Читать «Две минуты молчания» онлайн - страница 5
Ханс Кристиан Браннер
В ту минуту он понял, что они с Рагной наконец выбились в люди, и закрыл глаза на то, что произошло, нет, не закрыл, он знал, он отчетливо видел это, да, закрыл глаза и ничего не знал. Ведь он ни о чем не спросил, и они никогда об этом не говорили. Теперь он наконец вспомнил Рагну и услышал, как она говорит, говорит оглушительно громко, увидел, как она улыбается своими белыми волчьими зубами, как она взглядом шарит везде и всюду, как она командует рабочими, перевозившими мебель, столярами, малярами, когда они перебирались из квартирки в маленький домик, из маленького домика-в большой дом, как она переставляет мебель, суетится вокруг торшеров, ковров, гардин, в магазинах перебирает куски материи, щупает ее, задает вопросы, торгуется, как она стоит в передней, принимая гостей, берет их под руки и знакомит, а потом сидит во главе стола у зажженных свечей и говорит, говорит, обращаясь то направо, то налево, и замечает каждую мелочь. И властвует, скаля белые волчьи зубы. Все это как бы происходило сейчас перед ним, оглушало, приводило в растерянность, а он сидел и видел только вещи, ее вещи, ее взгляд, устремленный на вещи, руки, передвигающие вещи, и слышал голос, по-волчьи властный голос, за вещами, внутри вещей. Снова возникла мысль, что она наконец умерла, что он свободен, сам себе господин. Он чувствовал, что так думать нельзя, его за это покарают некие таинственные силы – может быть, судьба, может быть, Бог. И знал, что это неправда, не вся правда, что должно быть что-то другое, что-то такое, за что можно ухватиться и держаться. Его словно кто-то заставил подняться с кресла и подойти к изголовью кровати. Он смотрел на белое запрокинутое лицо, но не испытывал ничего, кроме страха. Почувствовал себя маленьким мальчиком, тем самым мальчиком, который однажды оступился и покатился с крутого берега в реку. И сейчас он катился вниз, хватаясь руками за комья земли, пучки травы, они не удерживали его, и он все катился вниз, а снизу поднималось что-то ледяное и черное и хватало его. Наконец страх исчез, осталось только молчание.
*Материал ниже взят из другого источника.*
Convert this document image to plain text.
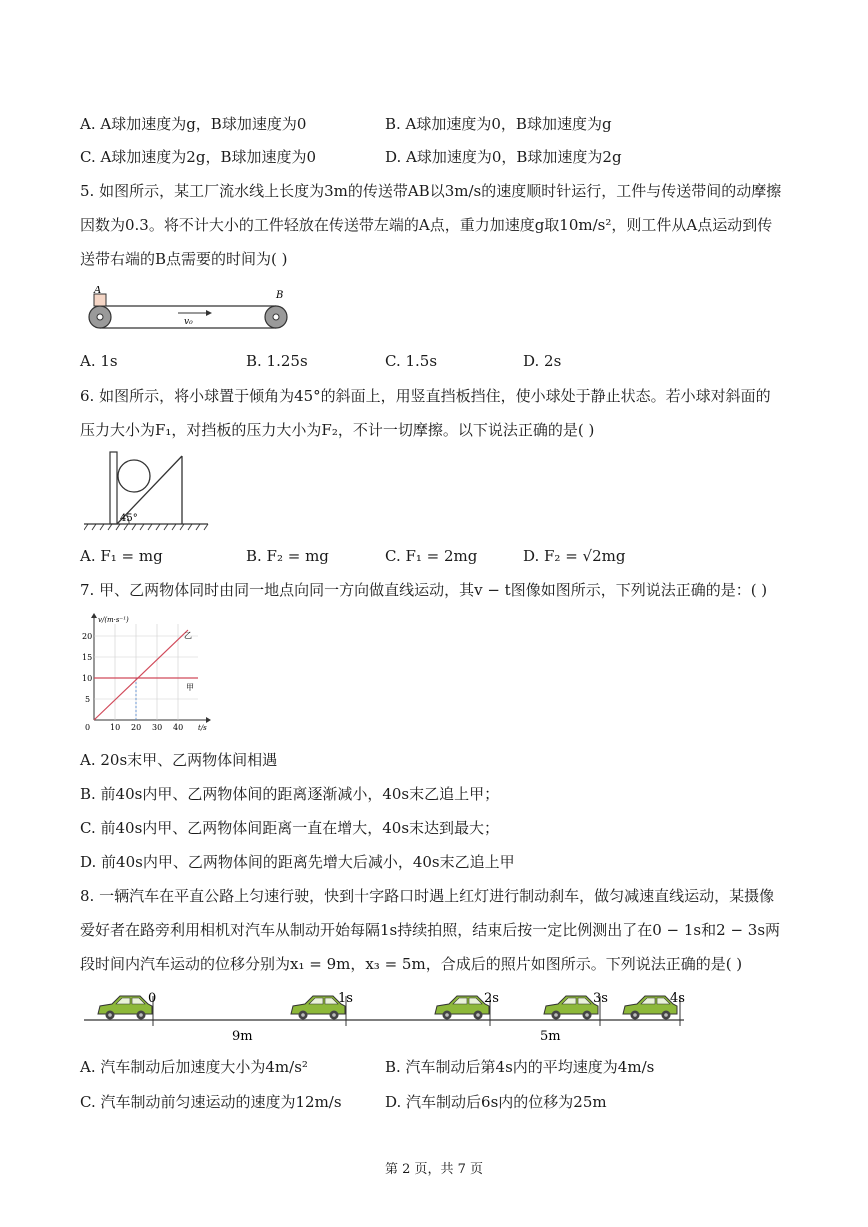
A. A球加速度为g，B球加速度为0	B. A球加速度为0，B球加速度为g
C. A球加速度为2g，B球加速度为0	D. A球加速度为0，B球加速度为2g
5. 如图所示，某工厂流水线上长度为3m的传送带AB以3m/s的速度顺时针运行，工件与传送带间的动摩擦
因数为0.3。将不计大小的工件轻放在传送带左端的A点，重力加速度g取10m/s²，则工件从A点运动到传
送带右端的B点需要的时间为( )
A	B
v₀
A. 1s	B. 1.25s	C. 1.5s	D. 2s
6. 如图所示，将小球置于倾角为45°的斜面上，用竖直挡板挡住，使小球处于静止状态。若小球对斜面的
压力大小为F₁，对挡板的压力大小为F₂，不计一切摩擦。以下说法正确的是( )
45°
A. F₁ = mg	B. F₂ = mg	C. F₁ = 2mg	D. F₂ = √2mg
7. 甲、乙两物体同时由同一地点向同一方向做直线运动，其v − t图像如图所示，下列说法正确的是：( )
20
15
10
5
0 10 20 30 40 t/s
v/(m·s⁻¹)
乙
甲
A. 20s末甲、乙两物体间相遇
B. 前40s内甲、乙两物体间的距离逐渐减小，40s末乙追上甲；
C. 前40s内甲、乙两物体间距离一直在增大，40s末达到最大；
D. 前40s内甲、乙两物体间的距离先增大后减小，40s末乙追上甲
8. 一辆汽车在平直公路上匀速行驶，快到十字路口时遇上红灯进行制动刹车，做匀减速直线运动，某摄像
爱好者在路旁利用相机对汽车从制动开始每隔1s持续拍照，结束后按一定比例测出了在0 − 1s和2 − 3s两
段时间内汽车运动的位移分别为x₁ = 9m，x₃ = 5m，合成后的照片如图所示。下列说法正确的是( )
0	1s	2s	3s	4s
9m	5m
A. 汽车制动后加速度大小为4m/s²	B. 汽车制动后第4s内的平均速度为4m/s
C. 汽车制动前匀速运动的速度为12m/s	D. 汽车制动后6s内的位移为25m
第 2 页，共 7 页
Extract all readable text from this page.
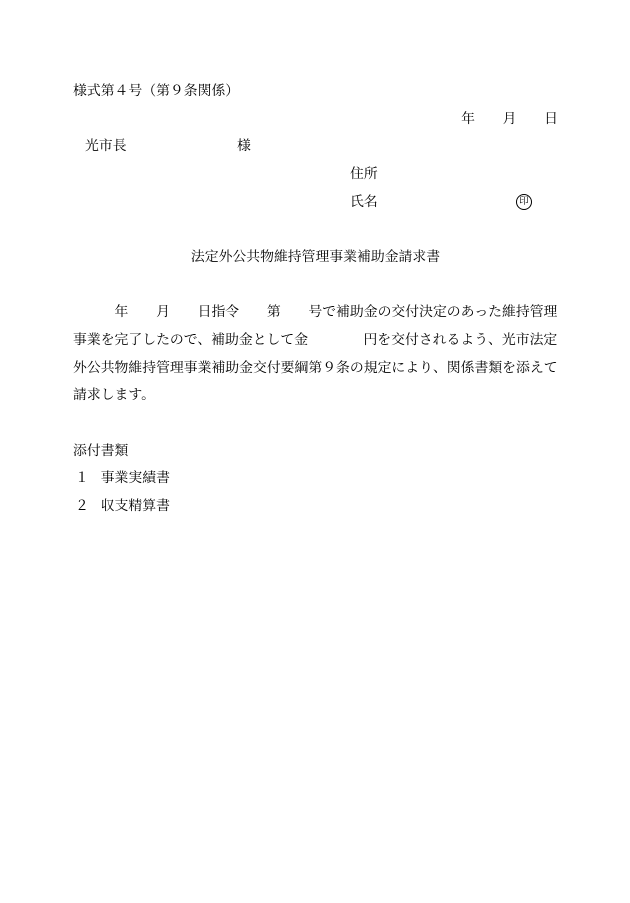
様式第４号（第９条関係）
年　　月　　日
光市長	様
住所
氏名	印
法定外公共物維持管理事業補助金請求書
　　　年　　月　　日指令　　第　　号で補助金の交付決定のあった維持管理
事業を完了したので、補助金として金　　　　円を交付されるよう、光市法定
外公共物維持管理事業補助金交付要綱第９条の規定により、関係書類を添えて
請求します。
添付書類
１ 事業実績書
２ 収支精算書
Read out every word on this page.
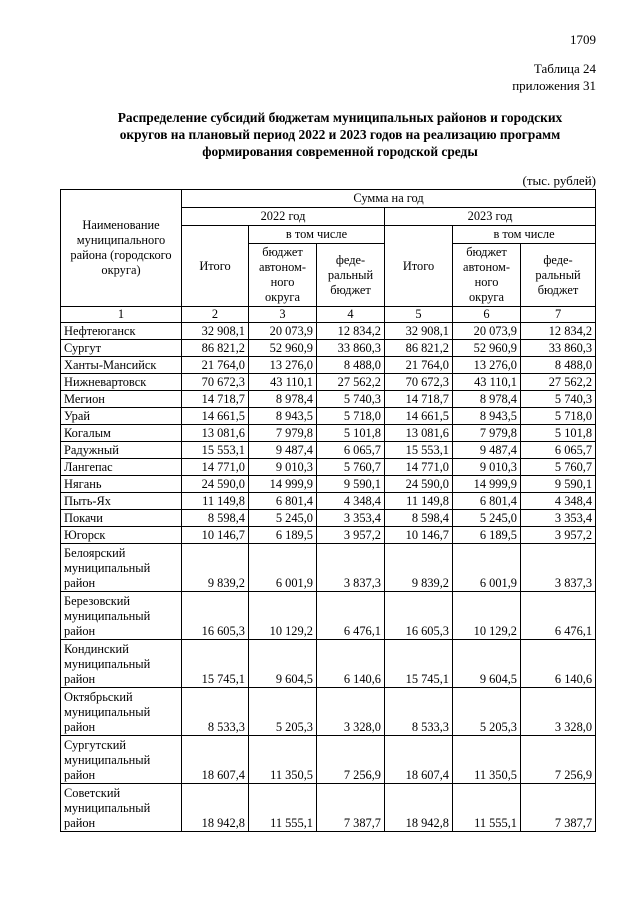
1709
Таблица 24
приложения 31
Распределение субсидий бюджетам муниципальных районов и городских
округов на плановый период 2022 и 2023 годов на реализацию программ
формирования современной городской среды
(тыс. рублей)
Наименование муниципального района (городского округа)	Сумма на год					
	2022 год			2023 год		
	Итого	в том числе		Итого	в том числе	
		бюджет автоном-ного округа	феде-ральный бюджет		бюджет автоном-ного округа	феде-ральный бюджет
1	2	3	4	5	6	7
Нефтеюганск	32 908,1	20 073,9	12 834,2	32 908,1	20 073,9	12 834,2
Сургут	86 821,2	52 960,9	33 860,3	86 821,2	52 960,9	33 860,3
Ханты-Мансийск	21 764,0	13 276,0	8 488,0	21 764,0	13 276,0	8 488,0
Нижневартовск	70 672,3	43 110,1	27 562,2	70 672,3	43 110,1	27 562,2
Мегион	14 718,7	8 978,4	5 740,3	14 718,7	8 978,4	5 740,3
Урай	14 661,5	8 943,5	5 718,0	14 661,5	8 943,5	5 718,0
Когалым	13 081,6	7 979,8	5 101,8	13 081,6	7 979,8	5 101,8
Радужный	15 553,1	9 487,4	6 065,7	15 553,1	9 487,4	6 065,7
Лангепас	14 771,0	9 010,3	5 760,7	14 771,0	9 010,3	5 760,7
Нягань	24 590,0	14 999,9	9 590,1	24 590,0	14 999,9	9 590,1
Пыть-Ях	11 149,8	6 801,4	4 348,4	11 149,8	6 801,4	4 348,4
Покачи	8 598,4	5 245,0	3 353,4	8 598,4	5 245,0	3 353,4
Югорск	10 146,7	6 189,5	3 957,2	10 146,7	6 189,5	3 957,2
Белоярский муниципальный район	9 839,2	6 001,9	3 837,3	9 839,2	6 001,9	3 837,3
Березовский муниципальный район	16 605,3	10 129,2	6 476,1	16 605,3	10 129,2	6 476,1
Кондинский муниципальный район	15 745,1	9 604,5	6 140,6	15 745,1	9 604,5	6 140,6
Октябрьский муниципальный район	8 533,3	5 205,3	3 328,0	8 533,3	5 205,3	3 328,0
Сургутский муниципальный район	18 607,4	11 350,5	7 256,9	18 607,4	11 350,5	7 256,9
Советский муниципальный район	18 942,8	11 555,1	7 387,7	18 942,8	11 555,1	7 387,7
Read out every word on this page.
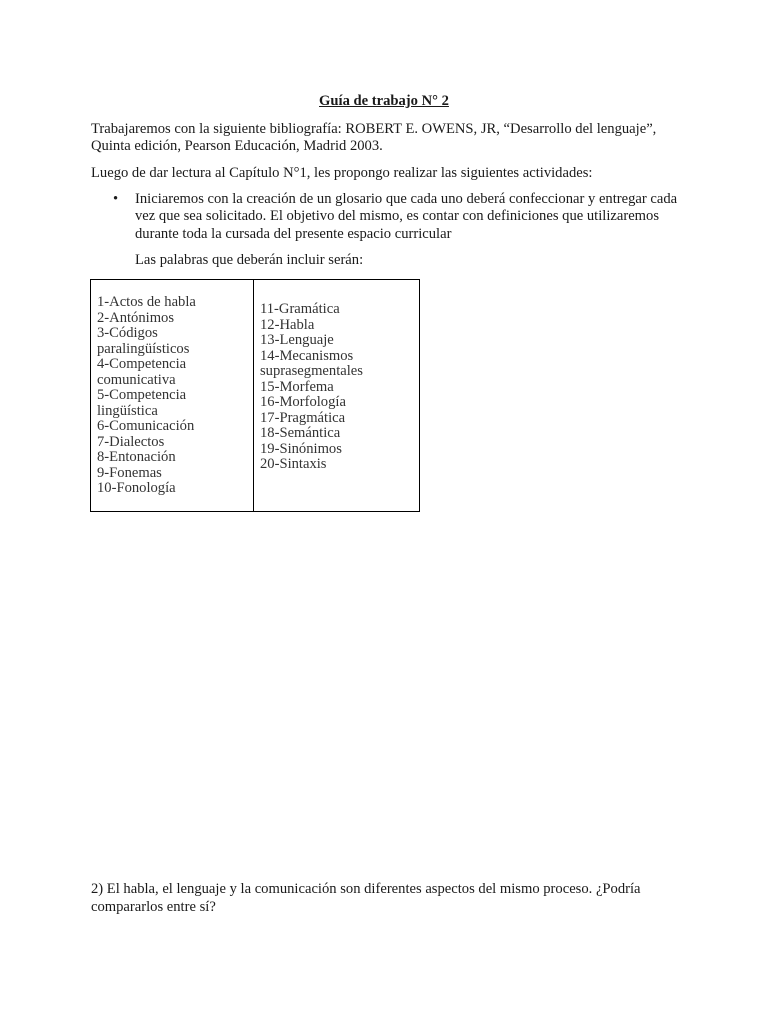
Guía de trabajo N° 2

Trabajaremos con la siguiente bibliografía: ROBERT E. OWENS, JR, “Desarrollo del lenguaje”, Quinta edición, Pearson Educación, Madrid 2003.

Luego de dar lectura al Capítulo N°1, les propongo realizar las siguientes actividades:

• Iniciaremos con la creación de un glosario que cada uno deberá confeccionar y entregar cada vez que sea solicitado. El objetivo del mismo, es contar con definiciones que utilizaremos durante toda la cursada del presente espacio curricular

Las palabras que deberán incluir serán:
1-Actos de habla
2-Antónimos
3-Códigos
paralingüísticos
4-Competencia
comunicativa
5-Competencia
lingüística
6-Comunicación
7-Dialectos
8-Entonación
9-Fonemas
10-Fonología
11-Gramática
12-Habla
13-Lenguaje
14-Mecanismos
suprasegmentales
15-Morfema
16-Morfología
17-Pragmática
18-Semántica
19-Sinónimos
20-Sintaxis

2) El habla, el lenguaje y la comunicación son diferentes aspectos del mismo proceso. ¿Podría compararlos entre sí?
Нет, он не знал ее. Он не знал, кто она. То, что он считал ею, были только гримасы, игра света и тени, круги на воде, легкая пыль, поднятая ветром, а может быть, и того меньше – просто ненужные безделушки, вуаль с танцующими на ней мушками. Теперь все это растворилось, пропало, мелкие морщинки и глубокие складки разгладились, последний след ее мыслей давно исчез с лица, и другое лицо, ломая скорлупу, медленно и неотвратимо пробивалось на свет, и вот оно перед ним и живет своей незнакомой, непонятной жизнью. Он не мог теперь дотронуться до него, не смел смотреть на него – так недоступно оно было, такое малое отношение имело к нему, Тидеману, и тому, что он думал о жене. Ему показалось, что он сам умирает, уходит в другой мир, а она идет навстречу и говорит: «Кто ты? Видела ли я тебя когда-нибудь раньше?» Ведь она не знала его, а он не знал ее, и все же они словно вопрошали друг друга о чем-то, словно вместе искали что-то ощупью в темноте-А может быть, они и встречались раньше, только это было так давно, что никто из них этого не помнил. Он долго стоял раздумывая, но все никак не мог припомнить, где он видел это незнакомое лицо, это молодое лицо, лежащее перед ним в вечном покое смерти. Потом он решил, что взгляд его оскорбляет это лицо, он отошел от кровати, заглянул в зеркало и отшатнулся в ужасе: в нем он снова увидел ее с морщинками на лбу, с кругами вокруг глаз, с двумя резкими складками от носа ко рту, к волчьему рту…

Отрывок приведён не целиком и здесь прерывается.